現在她徹徹底底感受到當老大的樂趣了,一揮手,幾名壯丁就粗魯的把嫣娘按在地上,他們也很討厭這些中原人,總覺得自己高人一等,對族人壓根瞧不起,雖然對這麼一個嬌滴滴的姑娘有點難以下手,不過可以趁機挫挫他們的銳氣,也是好的。

嫣娘在地上掙扎著,像個瘋婆子似的對著陸蕪大叫道︰「你不能打我!你憑什麼打我?司大人會幫我的,你看著吧,到時候司大人就任你們金虎族自生自滅,你們這群野蠻人……」

在她胡亂叫罵時,第一棍已經打下去了,嫣娘何曾受過這種苦,馬上痛苦的尖叫,而中原人全被擋在議事廳外,想救人也不得其門而入。

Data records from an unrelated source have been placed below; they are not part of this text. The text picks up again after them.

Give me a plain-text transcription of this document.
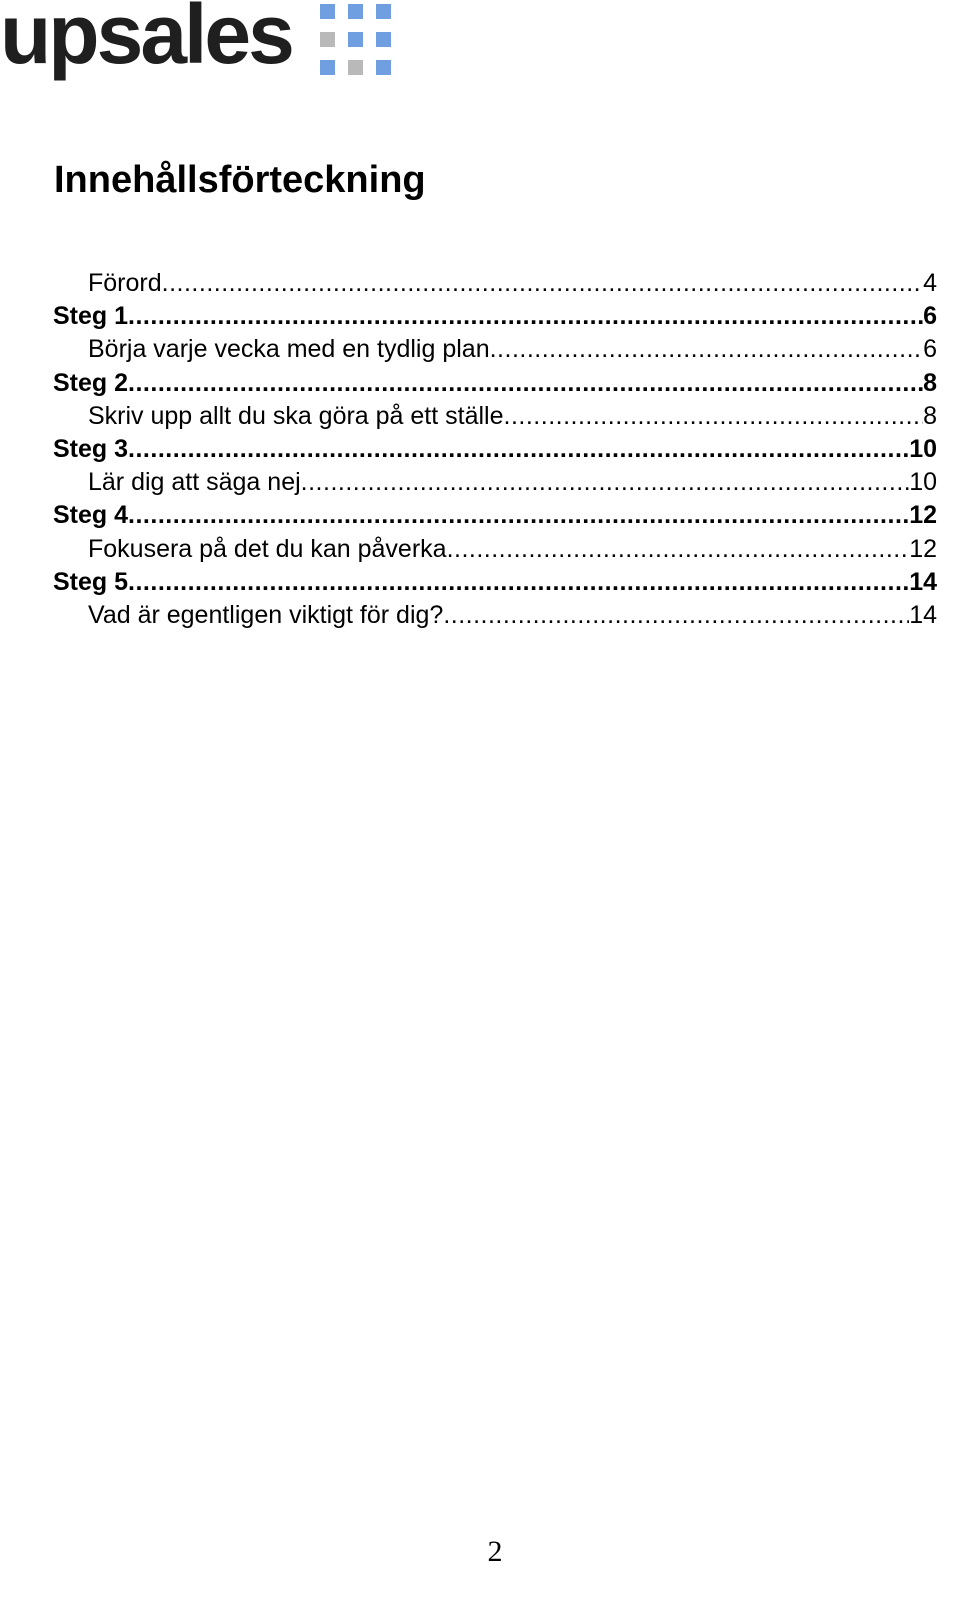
upsales
Innehållsförteckning
Förord .....	4
Steg 1 .....	6
Börja varje vecka med en tydlig plan .....	6
Steg 2 .....	8
Skriv upp allt du ska göra på ett ställe .....	8
Steg 3 .....	10
Lär dig att säga nej .....	10
Steg 4 .....	12
Fokusera på det du kan påverka .....	12
Steg 5 .....	14
Vad är egentligen viktigt för dig? .....	14
2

他們全擔心的忖著,早在嫣娘被帶進屋里時,就有人去通報司儒之了,只是他怎麼還沒來呢?

啪!第二棍又打下去了,這次嫣娘由尖叫變為申吟,已經奄奄一息,似乎只要再打一棍,馬上就要香消玉殯了。

當第三棍又高高舉起時,司儒之的聲音就這麼巧的來到了議事廳,他大步踏入,一手擋住即將打下的軍棍,大喝一聲,「住手!你們在做什麼?」

金虎族人全都噤聲不語,目光落到陸蕪身上,而她猶是一臉不甘心,好像很可惜還沒打夠似的。